Polícia Federal explica como funcionava a fraude na saúde em Chapecó

Policial
São Lourenço do Oeste | 11/11/2016 | 09:06

Informações: Oeste Mais e RedecomSC
Foto: Oeste Mais

Em coletiva na delegacia da Polícia Federal de Chapecó, o delegado Fabricio Argenta e o coordenador do Núcleo Operacional da CGU, Israel José Reis de Carvalho, prestaram informações sobre a Operação Manobra de Osler, deflagrada na manhã de quinta­-feira (10), que apura desvio de recursos do SUS na Secretaria de Saúde de Chapecó.

Foram cumpridos quatro mandados de condução coercitiva e seis de busca e apreensão, onde foram apreendidos celulares, documentos e cerca de R$ 30 mil em dinheiro. De acordo com a Polícia Federal, a ex­-secretária de Saúde de Chapecó, Cleidenara Weirich, foi ouvida acompanhada de advogados.

Em 2015, o Ministério Público Federal (MPF) iniciou a investigação para apurar denúncia de desvio de recursos públicos na área da saúde de Chapecó, envolvendo a então secretária municipal, uma clínica de medicina hiperbárica e o Consórcio Intermunicipal de Saúde do Oeste de Santa Catarina (CIS-Amosc).

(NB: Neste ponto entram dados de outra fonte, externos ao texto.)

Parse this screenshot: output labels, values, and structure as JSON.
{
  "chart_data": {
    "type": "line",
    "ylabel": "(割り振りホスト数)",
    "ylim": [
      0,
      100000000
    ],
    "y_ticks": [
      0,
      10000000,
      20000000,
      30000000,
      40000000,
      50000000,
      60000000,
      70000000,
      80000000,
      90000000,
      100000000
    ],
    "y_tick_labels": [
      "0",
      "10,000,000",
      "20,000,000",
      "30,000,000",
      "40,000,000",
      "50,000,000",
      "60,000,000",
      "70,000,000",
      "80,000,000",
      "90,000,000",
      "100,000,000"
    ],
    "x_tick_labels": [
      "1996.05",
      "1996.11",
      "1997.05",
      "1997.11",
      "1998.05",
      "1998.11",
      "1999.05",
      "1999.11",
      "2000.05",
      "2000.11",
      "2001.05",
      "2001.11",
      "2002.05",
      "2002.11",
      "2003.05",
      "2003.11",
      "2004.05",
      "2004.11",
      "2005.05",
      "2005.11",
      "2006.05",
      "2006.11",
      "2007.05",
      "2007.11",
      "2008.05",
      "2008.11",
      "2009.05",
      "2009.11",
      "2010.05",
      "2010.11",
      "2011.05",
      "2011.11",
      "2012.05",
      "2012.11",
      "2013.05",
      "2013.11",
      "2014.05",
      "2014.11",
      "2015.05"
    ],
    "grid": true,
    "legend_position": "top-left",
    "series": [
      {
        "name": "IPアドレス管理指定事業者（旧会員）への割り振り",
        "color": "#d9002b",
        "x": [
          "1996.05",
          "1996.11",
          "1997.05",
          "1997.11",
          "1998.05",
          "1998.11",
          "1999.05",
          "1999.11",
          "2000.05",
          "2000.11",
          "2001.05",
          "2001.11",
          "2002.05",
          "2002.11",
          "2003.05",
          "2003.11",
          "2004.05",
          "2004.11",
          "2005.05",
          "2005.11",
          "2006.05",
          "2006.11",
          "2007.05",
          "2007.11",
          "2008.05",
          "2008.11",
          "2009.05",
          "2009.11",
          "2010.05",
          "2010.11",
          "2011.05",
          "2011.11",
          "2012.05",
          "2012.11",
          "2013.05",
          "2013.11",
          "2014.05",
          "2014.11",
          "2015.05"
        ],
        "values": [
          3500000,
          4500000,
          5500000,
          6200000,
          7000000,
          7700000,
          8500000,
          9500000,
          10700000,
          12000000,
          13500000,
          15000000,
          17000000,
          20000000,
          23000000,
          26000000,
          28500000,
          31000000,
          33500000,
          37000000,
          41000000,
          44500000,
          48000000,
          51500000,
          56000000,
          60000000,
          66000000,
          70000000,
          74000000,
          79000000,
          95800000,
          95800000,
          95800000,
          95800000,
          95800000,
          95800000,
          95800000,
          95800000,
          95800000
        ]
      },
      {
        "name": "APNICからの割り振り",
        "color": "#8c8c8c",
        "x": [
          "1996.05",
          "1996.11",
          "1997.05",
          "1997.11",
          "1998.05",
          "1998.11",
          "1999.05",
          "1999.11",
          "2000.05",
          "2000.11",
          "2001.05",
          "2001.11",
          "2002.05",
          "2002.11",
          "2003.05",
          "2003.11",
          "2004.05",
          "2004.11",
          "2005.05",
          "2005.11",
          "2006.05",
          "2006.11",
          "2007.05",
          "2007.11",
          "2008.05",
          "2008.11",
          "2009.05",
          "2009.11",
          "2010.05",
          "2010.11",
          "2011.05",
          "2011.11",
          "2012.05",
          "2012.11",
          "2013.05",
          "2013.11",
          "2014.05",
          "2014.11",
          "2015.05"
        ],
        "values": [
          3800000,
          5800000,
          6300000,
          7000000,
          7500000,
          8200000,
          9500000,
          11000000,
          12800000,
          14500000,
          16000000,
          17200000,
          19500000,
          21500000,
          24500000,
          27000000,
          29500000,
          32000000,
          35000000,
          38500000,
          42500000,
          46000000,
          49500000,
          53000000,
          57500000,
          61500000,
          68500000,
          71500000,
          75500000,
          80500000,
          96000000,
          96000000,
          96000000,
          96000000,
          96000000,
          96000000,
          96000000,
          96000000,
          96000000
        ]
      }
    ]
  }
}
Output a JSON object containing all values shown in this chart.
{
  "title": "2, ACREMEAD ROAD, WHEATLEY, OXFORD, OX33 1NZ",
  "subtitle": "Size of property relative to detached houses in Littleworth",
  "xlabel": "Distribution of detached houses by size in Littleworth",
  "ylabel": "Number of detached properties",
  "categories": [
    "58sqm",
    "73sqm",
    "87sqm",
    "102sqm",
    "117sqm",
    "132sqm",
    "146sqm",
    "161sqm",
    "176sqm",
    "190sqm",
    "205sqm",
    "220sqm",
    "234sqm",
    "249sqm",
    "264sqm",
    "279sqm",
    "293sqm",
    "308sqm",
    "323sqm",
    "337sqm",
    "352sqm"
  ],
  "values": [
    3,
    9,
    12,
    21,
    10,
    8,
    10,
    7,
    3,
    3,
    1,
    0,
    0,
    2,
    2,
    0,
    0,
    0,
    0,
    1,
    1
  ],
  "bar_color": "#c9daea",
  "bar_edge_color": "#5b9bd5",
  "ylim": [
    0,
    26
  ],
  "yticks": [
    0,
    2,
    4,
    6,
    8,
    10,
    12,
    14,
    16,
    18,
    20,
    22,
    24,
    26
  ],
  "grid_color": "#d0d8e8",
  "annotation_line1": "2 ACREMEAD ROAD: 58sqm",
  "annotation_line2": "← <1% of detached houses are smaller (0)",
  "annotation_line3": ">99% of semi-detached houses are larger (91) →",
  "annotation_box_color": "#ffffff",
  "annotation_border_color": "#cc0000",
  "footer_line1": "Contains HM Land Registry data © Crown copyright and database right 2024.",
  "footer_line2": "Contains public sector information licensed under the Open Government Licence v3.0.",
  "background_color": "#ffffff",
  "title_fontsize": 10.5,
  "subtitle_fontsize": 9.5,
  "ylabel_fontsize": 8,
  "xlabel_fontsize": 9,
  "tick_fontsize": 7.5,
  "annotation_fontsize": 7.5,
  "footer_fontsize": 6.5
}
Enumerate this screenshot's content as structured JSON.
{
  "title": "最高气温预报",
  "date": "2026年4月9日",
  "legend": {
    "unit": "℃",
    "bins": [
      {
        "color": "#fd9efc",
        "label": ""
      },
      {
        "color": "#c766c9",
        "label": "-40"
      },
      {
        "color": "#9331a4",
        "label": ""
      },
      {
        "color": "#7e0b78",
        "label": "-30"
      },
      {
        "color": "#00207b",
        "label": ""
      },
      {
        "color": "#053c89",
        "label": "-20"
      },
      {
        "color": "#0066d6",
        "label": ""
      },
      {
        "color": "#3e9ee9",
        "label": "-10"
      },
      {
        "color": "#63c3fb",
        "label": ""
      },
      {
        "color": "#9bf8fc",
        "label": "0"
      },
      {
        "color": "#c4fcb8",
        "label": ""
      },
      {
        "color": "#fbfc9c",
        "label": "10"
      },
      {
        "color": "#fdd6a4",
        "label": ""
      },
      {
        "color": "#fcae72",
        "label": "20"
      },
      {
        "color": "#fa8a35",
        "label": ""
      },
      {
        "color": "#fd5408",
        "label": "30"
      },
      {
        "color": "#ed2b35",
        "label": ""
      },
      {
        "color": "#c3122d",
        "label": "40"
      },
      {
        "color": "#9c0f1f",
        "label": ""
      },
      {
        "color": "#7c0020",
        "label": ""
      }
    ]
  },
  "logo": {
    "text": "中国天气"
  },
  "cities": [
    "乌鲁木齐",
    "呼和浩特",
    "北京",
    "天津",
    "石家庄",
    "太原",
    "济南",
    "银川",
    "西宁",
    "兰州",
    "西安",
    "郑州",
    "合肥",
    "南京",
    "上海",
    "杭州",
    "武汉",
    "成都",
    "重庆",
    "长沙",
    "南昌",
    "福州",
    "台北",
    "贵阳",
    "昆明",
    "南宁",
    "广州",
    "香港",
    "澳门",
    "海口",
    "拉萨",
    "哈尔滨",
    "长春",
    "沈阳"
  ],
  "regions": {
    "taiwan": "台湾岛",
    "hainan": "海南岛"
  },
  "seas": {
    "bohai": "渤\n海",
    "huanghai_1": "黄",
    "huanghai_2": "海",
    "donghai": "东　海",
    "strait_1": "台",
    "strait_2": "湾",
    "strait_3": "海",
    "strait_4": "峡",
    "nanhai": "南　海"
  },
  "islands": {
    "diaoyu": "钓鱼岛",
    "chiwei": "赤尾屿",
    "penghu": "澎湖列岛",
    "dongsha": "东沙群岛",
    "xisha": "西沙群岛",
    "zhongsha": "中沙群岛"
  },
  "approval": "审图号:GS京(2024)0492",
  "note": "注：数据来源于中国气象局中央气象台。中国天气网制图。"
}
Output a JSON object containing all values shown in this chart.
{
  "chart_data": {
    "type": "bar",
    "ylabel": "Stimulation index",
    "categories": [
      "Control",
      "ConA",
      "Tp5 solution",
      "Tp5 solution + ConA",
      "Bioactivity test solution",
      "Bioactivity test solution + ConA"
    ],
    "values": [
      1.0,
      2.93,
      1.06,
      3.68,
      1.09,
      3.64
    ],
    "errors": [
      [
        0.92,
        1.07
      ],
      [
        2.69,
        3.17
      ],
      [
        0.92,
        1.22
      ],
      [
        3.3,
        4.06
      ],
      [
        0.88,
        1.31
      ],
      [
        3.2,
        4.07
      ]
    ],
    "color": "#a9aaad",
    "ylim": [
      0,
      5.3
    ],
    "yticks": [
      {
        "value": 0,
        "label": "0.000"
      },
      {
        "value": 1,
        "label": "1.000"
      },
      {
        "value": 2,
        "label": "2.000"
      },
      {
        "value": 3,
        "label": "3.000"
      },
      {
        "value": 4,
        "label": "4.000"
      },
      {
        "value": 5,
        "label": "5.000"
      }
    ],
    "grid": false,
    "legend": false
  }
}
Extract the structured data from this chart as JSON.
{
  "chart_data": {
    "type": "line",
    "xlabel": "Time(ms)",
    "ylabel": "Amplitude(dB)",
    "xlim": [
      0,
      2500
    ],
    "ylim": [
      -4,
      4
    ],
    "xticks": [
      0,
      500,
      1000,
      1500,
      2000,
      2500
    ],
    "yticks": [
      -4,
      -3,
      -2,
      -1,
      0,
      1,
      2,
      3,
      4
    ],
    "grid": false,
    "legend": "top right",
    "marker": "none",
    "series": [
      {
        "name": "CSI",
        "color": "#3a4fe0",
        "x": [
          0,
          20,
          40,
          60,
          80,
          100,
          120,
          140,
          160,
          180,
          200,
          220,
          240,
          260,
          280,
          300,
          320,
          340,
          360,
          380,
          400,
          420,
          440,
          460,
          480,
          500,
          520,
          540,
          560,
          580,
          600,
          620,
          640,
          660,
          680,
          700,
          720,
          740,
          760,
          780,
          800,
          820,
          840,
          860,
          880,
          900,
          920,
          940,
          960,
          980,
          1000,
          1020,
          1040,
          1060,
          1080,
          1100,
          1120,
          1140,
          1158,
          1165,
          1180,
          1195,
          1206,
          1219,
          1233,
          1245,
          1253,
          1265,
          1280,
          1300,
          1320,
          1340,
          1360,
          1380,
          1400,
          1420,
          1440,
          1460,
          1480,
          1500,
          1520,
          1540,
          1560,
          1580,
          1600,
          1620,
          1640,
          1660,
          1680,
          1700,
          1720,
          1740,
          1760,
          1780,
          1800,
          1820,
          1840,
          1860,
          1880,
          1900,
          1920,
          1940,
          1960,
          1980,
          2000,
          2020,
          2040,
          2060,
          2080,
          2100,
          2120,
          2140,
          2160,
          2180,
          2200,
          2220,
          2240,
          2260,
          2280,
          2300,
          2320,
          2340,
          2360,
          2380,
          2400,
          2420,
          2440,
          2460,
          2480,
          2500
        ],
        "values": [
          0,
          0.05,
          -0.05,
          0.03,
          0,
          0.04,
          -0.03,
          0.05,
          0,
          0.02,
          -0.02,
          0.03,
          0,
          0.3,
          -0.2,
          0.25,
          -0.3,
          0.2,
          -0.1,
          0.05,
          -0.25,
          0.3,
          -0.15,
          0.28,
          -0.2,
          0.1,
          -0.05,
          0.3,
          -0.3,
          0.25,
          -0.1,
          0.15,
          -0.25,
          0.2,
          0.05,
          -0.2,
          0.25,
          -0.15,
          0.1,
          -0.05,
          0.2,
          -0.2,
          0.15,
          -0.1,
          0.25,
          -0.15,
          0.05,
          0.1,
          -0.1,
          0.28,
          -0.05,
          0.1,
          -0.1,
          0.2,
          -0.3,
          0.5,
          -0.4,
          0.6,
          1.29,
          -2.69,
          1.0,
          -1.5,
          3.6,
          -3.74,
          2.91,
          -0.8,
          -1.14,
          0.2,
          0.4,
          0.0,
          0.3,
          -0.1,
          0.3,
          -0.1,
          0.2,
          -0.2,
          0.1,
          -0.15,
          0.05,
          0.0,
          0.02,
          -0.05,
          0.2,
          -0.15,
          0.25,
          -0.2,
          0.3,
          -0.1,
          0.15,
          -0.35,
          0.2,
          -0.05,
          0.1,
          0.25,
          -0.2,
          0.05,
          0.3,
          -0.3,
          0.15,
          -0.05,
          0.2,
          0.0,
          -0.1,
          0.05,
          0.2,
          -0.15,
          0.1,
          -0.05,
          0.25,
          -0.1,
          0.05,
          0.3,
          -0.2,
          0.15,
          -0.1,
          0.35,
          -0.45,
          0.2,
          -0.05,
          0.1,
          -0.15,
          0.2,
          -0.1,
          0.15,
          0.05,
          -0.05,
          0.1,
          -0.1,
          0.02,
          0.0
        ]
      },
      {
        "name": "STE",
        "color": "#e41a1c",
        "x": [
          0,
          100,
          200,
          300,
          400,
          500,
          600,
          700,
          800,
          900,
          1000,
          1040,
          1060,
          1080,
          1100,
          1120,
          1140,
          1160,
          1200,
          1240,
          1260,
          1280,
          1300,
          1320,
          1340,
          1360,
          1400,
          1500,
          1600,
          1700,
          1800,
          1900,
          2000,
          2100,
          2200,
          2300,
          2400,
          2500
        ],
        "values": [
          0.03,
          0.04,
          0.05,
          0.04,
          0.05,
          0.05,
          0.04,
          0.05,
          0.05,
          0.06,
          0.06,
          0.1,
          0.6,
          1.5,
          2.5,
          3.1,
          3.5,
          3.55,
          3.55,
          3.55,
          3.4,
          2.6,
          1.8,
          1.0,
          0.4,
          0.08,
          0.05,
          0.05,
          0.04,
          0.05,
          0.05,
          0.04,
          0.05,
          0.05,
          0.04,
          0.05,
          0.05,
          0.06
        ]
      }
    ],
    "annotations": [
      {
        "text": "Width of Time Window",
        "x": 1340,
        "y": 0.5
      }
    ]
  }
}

Segundo a Polícia Federal, a clínica funcionava em um imóvel do marido de Cleidenara. Um dos tratamentos oferecidos era a oxigenoterapia, um tratamento que não consta na tabela do SUS e não é reconhecido pelos órgãos da saúde como eficaz. O número de sessões ideal para este tratamento é de 20 a 30, em situações mais complicadas, e, de acordo com a investigação, havia pessoas com mais de 200 sessões.

Outro ponto que chamou a atenção é o aumento do valor repassado para este tipo de tratamento. Segundo a Polícia Federal, passou de R$ 30 mil para R$ 1,5 milhões em três anos. A investigação partiu de uma denúncia do Ministério Público. Não há prazo para o fim das tratativas e as pessoas que realizaram esse tratamento devem ser ouvidas nos próximos dias.

A operação

A Justiça Federal autorizou a operação deflagrada nesta quinta, entendendo que a investigação apresenta indícios da prática de crimes de peculato, dispensa indevida de licitação, falsidade ideológica e associação criminosa. A decisão da 1ª Vara Federal de Chapecó determinou a condução coercitiva dos investigados para prestarem depoimento e a busca e apreensão de documentos e objetos nas residências dos investigados, nas clínicas de medicina hiperbárica localizadas em Chapecó e em São José (SC), nas empresas do marido da ex-secretária municipal de saúde, na sede do Cis-Amosc e na Secretaria de Saúde de Chapecó, bem como a indisponibilidade de bens dos investigados para futuro ressarcimento do dano causado aos cofres públicos, estimado em cerca de R$ 2 milhões.

A ordem judicial também determina a suspensão do exercício de qualquer função pública pela ex-secretária e pelo diretor executivo do Cis-Amosc. A suspensão se estende inclusive ao exercício do mandato de vereadora pela ex-secretária, eleita no pleito deste ano. Os dois agentes públicos também estão proibidos de ingressar nas dependências da Secretaria de Saúde, do Hospital Regional do Oeste e do Cis-Amosc.